RAKYATMERAHPUTIH – Latihan Kesiapsiagaan Operasional Bencana Alam Megathrust Kogabwilhan I Tahun 2026 menjadi momentum penting bagi penguatan koordinasi lintas sektor di Bengkulu, wilayah yang dinilai sangat rentan terhadap ancaman tsunami.
Sekda Provinsi Bengkulu, Herwan Antoni mengatakan Pemerintah daerah Provinsi dan Kota Bengkulu menyambut positif pelaksanaan latihan gabungan ini, yang dinilai telah lama dinantikan sebagai langkah konkret menguji kesiapan di lapangan.

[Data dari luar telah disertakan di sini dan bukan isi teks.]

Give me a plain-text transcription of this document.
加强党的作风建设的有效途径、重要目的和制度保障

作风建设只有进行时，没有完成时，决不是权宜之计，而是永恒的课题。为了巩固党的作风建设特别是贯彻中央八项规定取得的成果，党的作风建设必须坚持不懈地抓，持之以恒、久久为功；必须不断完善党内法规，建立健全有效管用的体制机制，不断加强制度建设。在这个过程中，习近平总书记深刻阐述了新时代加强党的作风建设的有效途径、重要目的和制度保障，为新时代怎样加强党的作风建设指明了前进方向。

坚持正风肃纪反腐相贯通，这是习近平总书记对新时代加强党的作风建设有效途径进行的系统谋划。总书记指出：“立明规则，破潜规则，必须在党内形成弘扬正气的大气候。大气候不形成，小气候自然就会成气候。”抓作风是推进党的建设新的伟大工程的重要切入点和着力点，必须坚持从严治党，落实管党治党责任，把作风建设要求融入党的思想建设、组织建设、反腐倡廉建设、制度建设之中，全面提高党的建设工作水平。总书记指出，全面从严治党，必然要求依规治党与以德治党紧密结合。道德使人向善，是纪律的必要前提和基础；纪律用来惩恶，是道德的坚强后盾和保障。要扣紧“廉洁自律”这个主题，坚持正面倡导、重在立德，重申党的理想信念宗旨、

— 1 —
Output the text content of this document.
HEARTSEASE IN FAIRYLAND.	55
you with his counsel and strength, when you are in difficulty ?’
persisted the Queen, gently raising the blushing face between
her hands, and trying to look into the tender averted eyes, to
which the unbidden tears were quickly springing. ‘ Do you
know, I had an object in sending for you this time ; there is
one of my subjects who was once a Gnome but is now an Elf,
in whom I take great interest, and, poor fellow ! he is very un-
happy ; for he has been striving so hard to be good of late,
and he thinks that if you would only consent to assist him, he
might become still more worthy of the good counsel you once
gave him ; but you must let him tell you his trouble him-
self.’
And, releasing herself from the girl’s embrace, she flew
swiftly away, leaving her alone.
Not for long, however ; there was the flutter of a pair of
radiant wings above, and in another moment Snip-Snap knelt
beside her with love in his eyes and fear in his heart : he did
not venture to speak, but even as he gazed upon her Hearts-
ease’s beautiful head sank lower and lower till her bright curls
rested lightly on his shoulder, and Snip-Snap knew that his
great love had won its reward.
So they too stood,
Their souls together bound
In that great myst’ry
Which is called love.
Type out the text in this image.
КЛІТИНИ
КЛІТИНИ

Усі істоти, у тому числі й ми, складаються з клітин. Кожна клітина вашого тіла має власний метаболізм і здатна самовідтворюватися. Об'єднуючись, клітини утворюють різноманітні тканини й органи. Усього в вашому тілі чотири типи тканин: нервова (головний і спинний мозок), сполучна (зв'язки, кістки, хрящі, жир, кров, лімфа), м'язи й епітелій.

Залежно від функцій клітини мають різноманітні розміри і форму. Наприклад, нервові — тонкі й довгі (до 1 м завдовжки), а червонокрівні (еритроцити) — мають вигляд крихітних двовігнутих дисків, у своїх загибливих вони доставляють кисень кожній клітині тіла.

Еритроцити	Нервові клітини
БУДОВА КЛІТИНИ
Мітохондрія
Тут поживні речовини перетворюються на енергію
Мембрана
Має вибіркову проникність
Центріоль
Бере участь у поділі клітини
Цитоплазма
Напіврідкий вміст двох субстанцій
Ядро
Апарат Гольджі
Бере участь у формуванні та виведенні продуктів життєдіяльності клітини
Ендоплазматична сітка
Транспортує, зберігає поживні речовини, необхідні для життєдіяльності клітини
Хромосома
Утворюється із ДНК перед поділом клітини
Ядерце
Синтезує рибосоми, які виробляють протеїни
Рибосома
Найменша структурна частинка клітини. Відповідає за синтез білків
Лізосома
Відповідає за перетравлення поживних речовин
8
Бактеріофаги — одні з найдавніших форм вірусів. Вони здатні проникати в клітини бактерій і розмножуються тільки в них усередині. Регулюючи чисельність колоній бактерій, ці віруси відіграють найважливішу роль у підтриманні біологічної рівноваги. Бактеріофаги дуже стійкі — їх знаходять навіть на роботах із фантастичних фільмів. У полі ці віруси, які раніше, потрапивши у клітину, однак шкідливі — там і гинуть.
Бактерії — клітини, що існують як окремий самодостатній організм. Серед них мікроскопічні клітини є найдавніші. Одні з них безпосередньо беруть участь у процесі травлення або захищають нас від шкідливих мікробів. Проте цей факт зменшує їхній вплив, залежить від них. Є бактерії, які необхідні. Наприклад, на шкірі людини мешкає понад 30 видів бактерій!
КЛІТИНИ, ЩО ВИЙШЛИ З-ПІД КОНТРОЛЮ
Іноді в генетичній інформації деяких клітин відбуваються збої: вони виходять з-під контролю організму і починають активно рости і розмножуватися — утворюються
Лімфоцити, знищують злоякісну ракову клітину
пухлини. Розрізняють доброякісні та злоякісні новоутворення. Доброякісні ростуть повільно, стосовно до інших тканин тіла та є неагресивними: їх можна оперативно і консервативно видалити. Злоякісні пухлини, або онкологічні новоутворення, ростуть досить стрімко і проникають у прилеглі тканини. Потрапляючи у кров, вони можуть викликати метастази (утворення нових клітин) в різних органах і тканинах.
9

“Ini sudah lama kita menginginkan adanya latihan operasi seperti ini, terima kasih pada Pak Panglima. Kami pemerintah daerah Provinsi dan Kota Bengkulu, kita ketahui bahwa Kota Bengkulu adalah daerah yang sangat rawan untuk kejadian bencana, terutama untuk tsunami,” kata Herwan, Sabtu (18/04/2026).
Menurutnya, latihan ini menjadi sarana membangun kekuatan bersama yang solid, khususnya dalam klaster penanganan bencana yang melibatkan berbagai pihak.
“Dengan dilaksanakan latihan gabungan inilah bagaimana kita membangun yang solid, terutama kluster penangan bencana,” ungkapnya.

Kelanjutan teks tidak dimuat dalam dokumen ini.